Top on the list of those adversely named in the SFO’s ‘‘Chickengate’’ files are Independent Electoral and Boundaries Commission (IEBC) chairman Issack Hassan, former Energy secretary Davis Chirchir (who is a former commissioner at IIEC) and former Knec boss Paul Wasanga.
Other members of the ‘chicken gang’ include former Judiciary registrar Gladys Boss Shollei (ex-deputy CEO at IIEC), former IEBC CEO James Oswago, lawyer Kennedy Nyaundi (ex-commissioner), Kenneth Karani (senior procurement officer), an unnamed finance director, and former Electoral Commission of Kenya commissioner Joseph Khamis Dena.
EACC is yet to complete investigations and charge any of the top officials named in the scandal.
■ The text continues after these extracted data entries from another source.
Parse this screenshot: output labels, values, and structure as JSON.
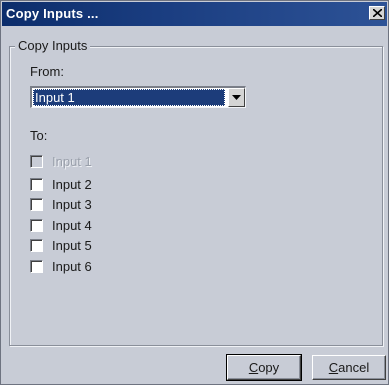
{
  "dialog": {
    "title": "Copy Inputs ...",
    "close_icon": "close-icon"
  },
  "group": {
    "legend": "Copy Inputs"
  },
  "from": {
    "label": "From:",
    "selected": "Input 1"
  },
  "to": {
    "label": "To:",
    "items": [
      {
        "label": "Input 1",
        "checked": false,
        "disabled": true
      },
      {
        "label": "Input 2",
        "checked": false,
        "disabled": false
      },
      {
        "label": "Input 3",
        "checked": false,
        "disabled": false
      },
      {
        "label": "Input 4",
        "checked": false,
        "disabled": false
      },
      {
        "label": "Input 5",
        "checked": false,
        "disabled": false
      },
      {
        "label": "Input 6",
        "checked": false,
        "disabled": false
      }
    ]
  },
  "buttons": {
    "copy_mnemonic": "C",
    "copy_rest": "opy",
    "cancel_mnemonic": "C",
    "cancel_rest": "ancel"
  },
  "colors": {
    "titlebar": "#0c2d6b",
    "dialog_bg": "#c8ccd6",
    "selection": "#1c3c7a"
  }
}
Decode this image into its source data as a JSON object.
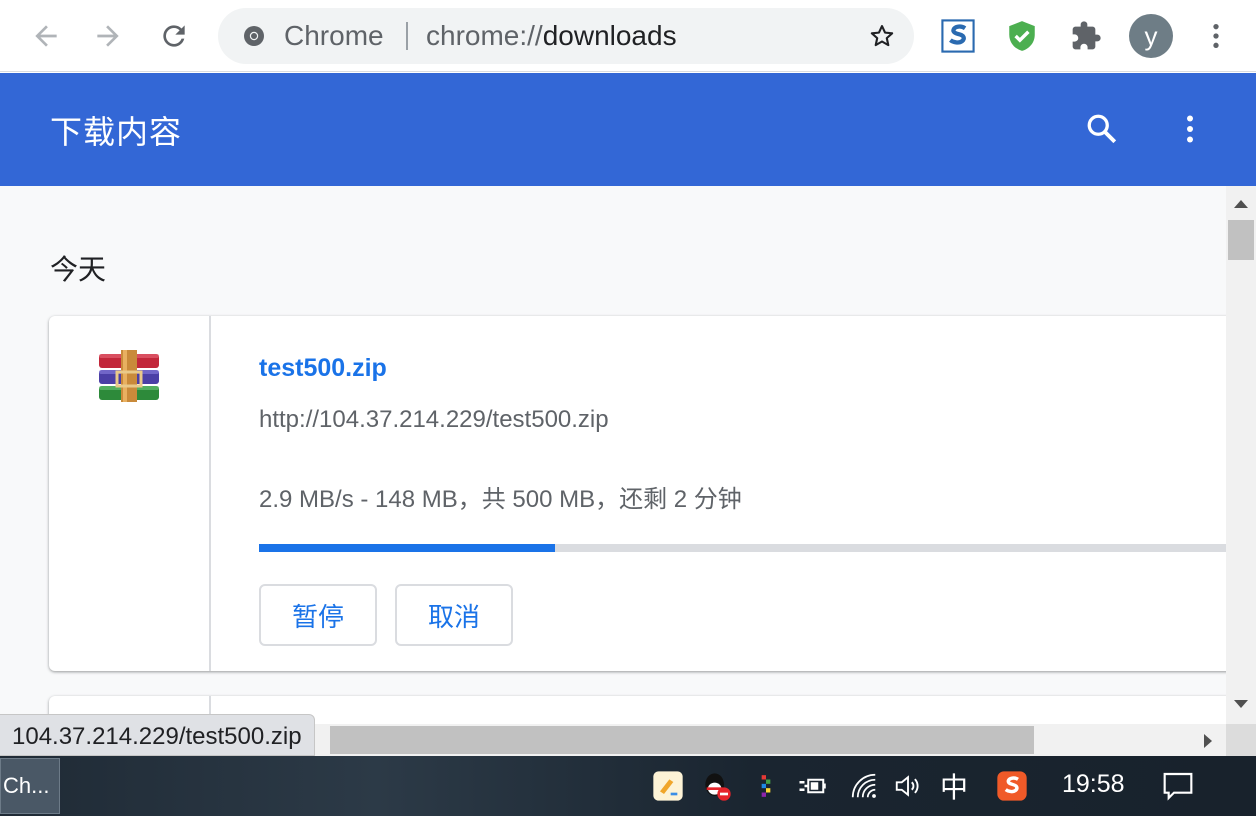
{
  "toolbar": {
    "omnibox_chip": "Chrome",
    "url_scheme": "chrome://",
    "url_path": "downloads",
    "avatar_letter": "y"
  },
  "header": {
    "title": "下载内容",
    "color": "#3367d6"
  },
  "main": {
    "date_heading": "今天",
    "download": {
      "file_name": "test500.zip",
      "url": "http://104.37.214.229/test500.zip",
      "status": "2.9 MB/s - 148 MB，共 500 MB，还剩 2 分钟",
      "progress_fraction": 0.296,
      "pause_label": "暂停",
      "cancel_label": "取消"
    }
  },
  "status_bubble": "104.37.214.229/test500.zip",
  "taskbar": {
    "app_label": "Ch...",
    "ime": "中",
    "clock": "19:58"
  },
  "icons": [
    "back-icon",
    "forward-icon",
    "reload-icon",
    "chrome-icon",
    "star-icon",
    "sogou-ext-icon",
    "shield-ext-icon",
    "extensions-icon",
    "more-icon",
    "search-icon",
    "winrar-icon"
  ]
}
SFO detectives retrieved damning e-mail exchanges between S&O Ltd and Kenyan electoral officials, shipping invoices and local purchase orders (LPOs) used by the procuring entities, to put a solid case of corruption.
For example, Kenyan electoral officials inflated the price of each of the 14.51 million referendum ballot papers ordered in 2010 at the rate of Sh0.75 per ballot paper, translating to kickbacks totalling £105,193.82 (Sh14.8 million).
An unnamed Kenya Bureau of Standards (Kebs) officer is said to have received Sh2.92 million in kickbacks to certify S&O Ltd printing works as having met the required quality standards, documents filed in a London court show.
Court papers show that the Kebs official was paid ‘chicken’ at the rate of Sh0.20 per ballot paper following S&O’s successful bid to print ballot papers for the 2010 Constitution referendum.